The seasoned wine maker takes over the reins from Lizelle Gerber, who has left to pursue other interests.
In his new role, Viljoen will oversees the production of the Paarl cellar’s multi-tiered range, distributed across more than 80 countries worldwide.
Prior to the appointment, he was a fully-fledged winemaker at the company and has been part of the legendary winery boosting of over 200 years of existence, since 2007.
“Samuel’s winemaking prowess is well recognised, enhanced by an extraordinary discipline, strong analytical and intuitive skills, and matched by his ability to focus both on detail and the bigger picture.

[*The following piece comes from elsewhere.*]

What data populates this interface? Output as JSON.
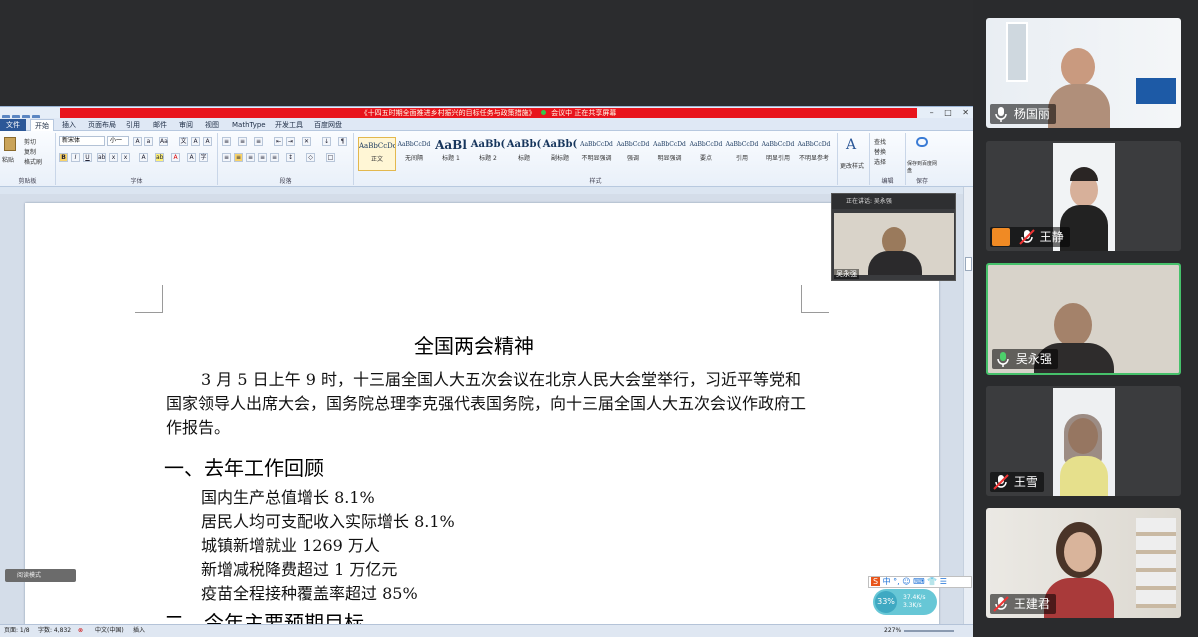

“That is why he is equally at home making exclusive, specialist micro-edition wines and those for more popular enjoyment. A leader and a team player, he is a great asset to our recently upgraded and expanded cellar,” Nederburg’s managing director, Niël Groenewald said.
Before joining Nederburg, the Stellenbosch University viticulture and oenology graduate worked in both boutique and larger-scale wineries.
These included the highly acclaimed American cellar Domaine Serene in Willamette Valley, dubbed the ‘Chateau Lafite of Oregon’, as well as the large-volume Goudini Winery in Rawsonville with its accent on mainstream markets, Klein Constantia, Fairview and Longridge.
“Samuel’s winemaking prowess is well recognised, enhanced by an extraordinary discipline, strong analytical and intuitive skills, and matched by his ability to focus both on detail and the bigger picture.”Nederburg’s Managing Director – Niël Groenewald
Viljoen attributes his expertise particularly to his working experience in Oregon, now regarded as a source of some of the top US wines.
“My obsession with detail probably springs from those days in Oregon, where every tiny barrel of wine was treated as something truly precious, but then so was every larger tank. Big or small, everything was regarded as important and that emphasis has never left me,” Viljoen explains.
Viljoen, notes that what he loves most is that fact that his work contributes to some of the most meaningful moments in other people’s lives.
“It gives me such a great feeling when wine lovers tell me about the Nederburg wine they served to announce an engagement, to toast a birthday, to honour old friends or new ones, to celebrate a new job or a rite of passage. I feel proud and humbled at the same time,” he glees.
He also enjoys the countervailing forces of working in wine, now as a cellar-master.
“You have to be very analytical but also learn to trust your intuition and your taste buds. You need structure but flexibility to work with as many as 23 different varieties at any given time.
“You must be able to enjoy making minute quantities of special collectible wines and on the same day, switch to making popular wines for global markets, and you must feel at home creating classical but also original, very different wines.”
Nederburg’s story started in 1791 in the Paarl Valley and until to date it produces premium wines enjoyed across the globe.